There are scenarios in which a Recipe configured to run “every 30 minutes” is executing only once every 60 minutes. The scheduler shows the next run as 60 minutes away, and there is no run attempt or failure at the 30-minute mark.
For example, a CRM Analytics recipe scheduled to refresh an opportunity pipeline dashboard every 30 minutes may appear to only run at the top of each hour if the start time is set to :30 instead of :00.
This happens because the system uses a cron-style matching scheduler, not an interval-based timer. The scheduler checks the current minute and runs the job only when the current minute matches the cron pattern.
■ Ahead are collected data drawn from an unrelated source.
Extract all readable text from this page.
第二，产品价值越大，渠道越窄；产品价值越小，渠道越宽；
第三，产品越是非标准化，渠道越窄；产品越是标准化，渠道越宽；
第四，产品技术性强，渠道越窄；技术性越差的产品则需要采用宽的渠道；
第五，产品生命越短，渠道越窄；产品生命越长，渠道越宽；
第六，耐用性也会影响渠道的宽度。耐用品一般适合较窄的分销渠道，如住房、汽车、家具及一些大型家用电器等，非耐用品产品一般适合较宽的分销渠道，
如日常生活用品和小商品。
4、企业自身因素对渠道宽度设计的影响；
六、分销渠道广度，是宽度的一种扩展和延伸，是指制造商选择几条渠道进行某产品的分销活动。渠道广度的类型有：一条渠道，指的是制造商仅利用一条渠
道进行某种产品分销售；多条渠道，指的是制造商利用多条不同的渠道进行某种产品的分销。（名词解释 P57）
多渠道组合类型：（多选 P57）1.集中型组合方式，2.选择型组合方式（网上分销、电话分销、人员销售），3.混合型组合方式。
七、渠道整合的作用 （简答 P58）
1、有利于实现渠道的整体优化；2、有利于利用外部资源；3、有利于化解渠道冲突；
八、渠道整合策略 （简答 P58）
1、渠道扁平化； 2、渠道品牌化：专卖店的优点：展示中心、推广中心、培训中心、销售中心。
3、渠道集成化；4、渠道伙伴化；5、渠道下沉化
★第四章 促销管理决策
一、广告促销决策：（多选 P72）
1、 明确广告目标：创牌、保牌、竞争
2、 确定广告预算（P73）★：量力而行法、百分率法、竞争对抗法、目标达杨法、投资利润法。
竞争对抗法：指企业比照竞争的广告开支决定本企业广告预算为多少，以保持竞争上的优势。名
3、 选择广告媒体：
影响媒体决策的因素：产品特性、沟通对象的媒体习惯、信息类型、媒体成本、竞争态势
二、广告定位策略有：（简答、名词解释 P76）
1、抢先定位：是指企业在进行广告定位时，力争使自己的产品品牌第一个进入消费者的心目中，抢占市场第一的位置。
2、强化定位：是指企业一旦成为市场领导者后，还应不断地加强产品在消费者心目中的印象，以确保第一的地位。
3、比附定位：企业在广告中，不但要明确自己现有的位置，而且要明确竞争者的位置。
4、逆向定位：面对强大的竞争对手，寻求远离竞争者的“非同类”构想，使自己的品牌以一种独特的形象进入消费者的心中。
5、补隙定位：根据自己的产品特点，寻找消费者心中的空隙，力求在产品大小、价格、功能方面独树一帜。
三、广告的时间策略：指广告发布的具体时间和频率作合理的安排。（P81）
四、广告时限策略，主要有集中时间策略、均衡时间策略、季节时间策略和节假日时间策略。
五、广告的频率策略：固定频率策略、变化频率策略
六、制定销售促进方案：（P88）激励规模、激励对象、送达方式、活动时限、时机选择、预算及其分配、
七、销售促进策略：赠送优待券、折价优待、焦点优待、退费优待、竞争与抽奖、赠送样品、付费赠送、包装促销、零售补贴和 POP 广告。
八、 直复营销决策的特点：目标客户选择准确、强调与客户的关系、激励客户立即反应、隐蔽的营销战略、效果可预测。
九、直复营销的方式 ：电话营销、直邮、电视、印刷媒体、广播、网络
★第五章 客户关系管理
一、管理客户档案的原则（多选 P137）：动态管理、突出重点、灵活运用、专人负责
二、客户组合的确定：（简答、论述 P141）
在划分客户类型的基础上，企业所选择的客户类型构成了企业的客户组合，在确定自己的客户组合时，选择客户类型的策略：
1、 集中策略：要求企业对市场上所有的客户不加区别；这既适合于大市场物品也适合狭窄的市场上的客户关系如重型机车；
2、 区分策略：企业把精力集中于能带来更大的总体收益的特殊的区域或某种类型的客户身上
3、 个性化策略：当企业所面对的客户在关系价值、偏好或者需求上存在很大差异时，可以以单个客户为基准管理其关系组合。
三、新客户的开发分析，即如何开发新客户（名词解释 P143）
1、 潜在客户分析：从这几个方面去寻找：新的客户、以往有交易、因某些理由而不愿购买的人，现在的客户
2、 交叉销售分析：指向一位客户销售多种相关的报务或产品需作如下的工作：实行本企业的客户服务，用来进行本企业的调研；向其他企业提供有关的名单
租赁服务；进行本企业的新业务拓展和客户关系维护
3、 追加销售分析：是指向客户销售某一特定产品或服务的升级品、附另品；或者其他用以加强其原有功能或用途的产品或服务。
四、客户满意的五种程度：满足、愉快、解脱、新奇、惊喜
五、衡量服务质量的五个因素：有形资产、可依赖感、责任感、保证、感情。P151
It does not track when the job last ran or calculate “30 minutes after the previous execution.”
Because of this design:
The scheduler is matching-based, not interval-based.
It does not remember the last run time.
It does not compute actual elapsed intervals.
It simply checks whether the current minute is part of a predefined set of valid minutes.
Because of this model, repeating intervals must align with minute 0 of the hour and must divide evenly into 60. For example, you can express the time as Cron Expressions like:
Every 10 minutes → */10 → :00, :10, :20, :30, :40, :50
Every 15 minutes → */15 → :00, :15, :30, :45
Every 20 minutes → */20 → :00, :20, :40
Every 30 minutes → */30 → :00, :30
Set the job to start at the top of the hour (:00).
Example: change the start time from 9:30 to 10:00. Then the recipe will run at :00 and :30 every hour as expected.
This ensures the cron-based scheduler matches every 30 minutes consistently.